Conclusion: Transdermal patch performance was assessed via interferometry for roughness, infrared spectroscopy for thermal imaging, probe-tack test for adhesiveness, and IVPT for drug permeation across porcine skin. Reference patches demonstrated superior adhesive conductivity and uniform distribution compared to test patches. The data demonstrate the feasibility of thermal imaging and interferometry as adjunct techniques to differentiate the adhesive performance of Q2 equivalent transdermal patches manufactured differently. The above comprehensive series of tests offers valuable insights to industry and academia in developing generic transdermal patches.

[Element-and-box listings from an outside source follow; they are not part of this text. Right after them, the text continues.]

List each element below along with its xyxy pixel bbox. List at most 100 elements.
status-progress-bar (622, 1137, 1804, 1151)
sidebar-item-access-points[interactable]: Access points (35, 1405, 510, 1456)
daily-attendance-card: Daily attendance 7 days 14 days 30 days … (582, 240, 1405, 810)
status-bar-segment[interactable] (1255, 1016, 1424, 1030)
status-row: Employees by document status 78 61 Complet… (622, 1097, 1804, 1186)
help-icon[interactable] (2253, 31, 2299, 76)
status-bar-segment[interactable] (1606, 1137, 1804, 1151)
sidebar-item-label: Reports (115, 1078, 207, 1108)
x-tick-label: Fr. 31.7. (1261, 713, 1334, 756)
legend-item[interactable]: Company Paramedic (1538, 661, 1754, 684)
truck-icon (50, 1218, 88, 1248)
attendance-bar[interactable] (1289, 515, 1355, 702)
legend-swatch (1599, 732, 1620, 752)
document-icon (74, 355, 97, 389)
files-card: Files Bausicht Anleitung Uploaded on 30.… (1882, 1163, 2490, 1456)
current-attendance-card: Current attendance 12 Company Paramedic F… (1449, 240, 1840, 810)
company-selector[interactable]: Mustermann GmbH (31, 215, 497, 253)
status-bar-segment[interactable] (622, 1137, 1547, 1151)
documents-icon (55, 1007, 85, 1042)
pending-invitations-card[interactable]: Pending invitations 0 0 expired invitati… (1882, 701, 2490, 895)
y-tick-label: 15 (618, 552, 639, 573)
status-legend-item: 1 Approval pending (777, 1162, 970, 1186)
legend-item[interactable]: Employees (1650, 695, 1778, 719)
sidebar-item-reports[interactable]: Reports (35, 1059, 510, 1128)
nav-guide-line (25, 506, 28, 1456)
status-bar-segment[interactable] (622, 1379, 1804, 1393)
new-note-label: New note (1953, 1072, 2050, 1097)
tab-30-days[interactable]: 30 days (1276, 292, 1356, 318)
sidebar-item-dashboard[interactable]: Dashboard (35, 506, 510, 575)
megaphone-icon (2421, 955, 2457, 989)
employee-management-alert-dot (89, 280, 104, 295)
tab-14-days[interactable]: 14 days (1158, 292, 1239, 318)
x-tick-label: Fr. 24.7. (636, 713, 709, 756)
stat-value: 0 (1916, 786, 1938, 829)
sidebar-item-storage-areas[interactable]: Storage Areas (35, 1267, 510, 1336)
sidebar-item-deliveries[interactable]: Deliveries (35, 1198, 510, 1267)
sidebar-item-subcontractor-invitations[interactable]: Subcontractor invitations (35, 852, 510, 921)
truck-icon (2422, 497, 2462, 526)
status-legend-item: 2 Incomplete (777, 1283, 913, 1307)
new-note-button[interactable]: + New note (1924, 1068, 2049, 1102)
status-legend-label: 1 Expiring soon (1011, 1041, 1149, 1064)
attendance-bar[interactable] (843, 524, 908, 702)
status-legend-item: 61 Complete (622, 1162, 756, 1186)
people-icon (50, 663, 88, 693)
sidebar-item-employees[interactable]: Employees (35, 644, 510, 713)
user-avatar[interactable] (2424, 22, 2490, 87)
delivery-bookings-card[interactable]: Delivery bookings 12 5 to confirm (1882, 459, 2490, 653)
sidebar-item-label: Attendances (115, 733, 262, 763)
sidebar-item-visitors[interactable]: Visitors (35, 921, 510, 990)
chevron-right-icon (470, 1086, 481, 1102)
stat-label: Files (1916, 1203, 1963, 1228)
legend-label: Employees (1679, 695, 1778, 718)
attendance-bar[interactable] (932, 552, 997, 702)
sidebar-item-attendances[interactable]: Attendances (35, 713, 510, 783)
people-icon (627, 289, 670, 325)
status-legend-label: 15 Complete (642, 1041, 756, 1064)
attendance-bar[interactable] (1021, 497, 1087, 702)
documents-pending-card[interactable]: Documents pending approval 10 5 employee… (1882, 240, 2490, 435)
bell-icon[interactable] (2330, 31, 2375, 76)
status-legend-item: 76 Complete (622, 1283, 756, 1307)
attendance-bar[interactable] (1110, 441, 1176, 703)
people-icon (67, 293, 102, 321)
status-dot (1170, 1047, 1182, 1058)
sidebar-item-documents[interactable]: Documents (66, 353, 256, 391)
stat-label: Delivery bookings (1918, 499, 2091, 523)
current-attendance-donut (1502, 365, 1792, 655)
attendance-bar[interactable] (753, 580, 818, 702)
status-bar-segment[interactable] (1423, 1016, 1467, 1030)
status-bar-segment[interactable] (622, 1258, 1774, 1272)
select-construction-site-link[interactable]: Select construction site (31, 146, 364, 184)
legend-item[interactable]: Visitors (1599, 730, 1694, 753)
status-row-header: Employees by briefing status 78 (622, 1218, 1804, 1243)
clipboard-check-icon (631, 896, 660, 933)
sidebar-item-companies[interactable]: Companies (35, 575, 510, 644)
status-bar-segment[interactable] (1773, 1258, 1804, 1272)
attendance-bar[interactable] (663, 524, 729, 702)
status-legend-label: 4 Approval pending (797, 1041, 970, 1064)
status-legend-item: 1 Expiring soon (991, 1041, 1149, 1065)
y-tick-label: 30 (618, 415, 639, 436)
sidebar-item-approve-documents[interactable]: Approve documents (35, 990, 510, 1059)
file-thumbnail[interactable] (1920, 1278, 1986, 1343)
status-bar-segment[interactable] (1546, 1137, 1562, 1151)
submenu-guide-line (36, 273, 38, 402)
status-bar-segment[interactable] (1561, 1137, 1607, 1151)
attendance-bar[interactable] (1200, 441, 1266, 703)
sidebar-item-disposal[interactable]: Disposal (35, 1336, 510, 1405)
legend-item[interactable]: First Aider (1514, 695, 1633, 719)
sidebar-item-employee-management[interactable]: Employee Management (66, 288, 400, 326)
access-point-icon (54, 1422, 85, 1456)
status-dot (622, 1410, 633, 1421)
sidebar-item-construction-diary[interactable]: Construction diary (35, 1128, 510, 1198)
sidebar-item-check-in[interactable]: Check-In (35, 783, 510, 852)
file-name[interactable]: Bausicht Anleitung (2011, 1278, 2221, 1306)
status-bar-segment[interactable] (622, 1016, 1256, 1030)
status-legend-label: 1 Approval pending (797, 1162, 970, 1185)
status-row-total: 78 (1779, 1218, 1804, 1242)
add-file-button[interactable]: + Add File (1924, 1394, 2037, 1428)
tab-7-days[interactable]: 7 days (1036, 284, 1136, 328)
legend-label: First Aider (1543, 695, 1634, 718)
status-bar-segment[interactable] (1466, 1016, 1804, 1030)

Figure 1: Surface topography, roughness profiles, and thermal infra-red spectroscopic images of transdermal patches. (A). Surface topography, and roughness profiles of Reference and Test patches. Un-expired, 2R, 5R, and 10R tampered patches were tested (n=3; p=0.0093, 95% CI). (B). Infra-red thermal imaging was conducted for the same sets of variables. The mean difference in the surface temperature of the skin where the patch was adhered was recorded (n=3). The images were captured when the temperature was at least above 37±1 °C.

Figure 2: Adhesiveness performance evaluation and in vitro drug permeation testing of transdermal patches. (A). Adhesiveness performance was evaluated by probe-tack test using a TA instruments DHR-2 Rheometer. A 8 mm stainless steel peltier plate, with a diameter of 40 mm, loading gap of 30 mm was maintained. An axial force of 10N was applied for 30 seconds, and the experiment was conducted at 25 °C (n=3) (B). In vitro permeation testing of the reference and test transdermal patches were conducted using a vertical Franz diffusion cell of 1.77 cm2 receiver cell orifice area. Porcine ear explant was used, and the experiments were conducted at 37±0.5°C (n=3, p<0.5).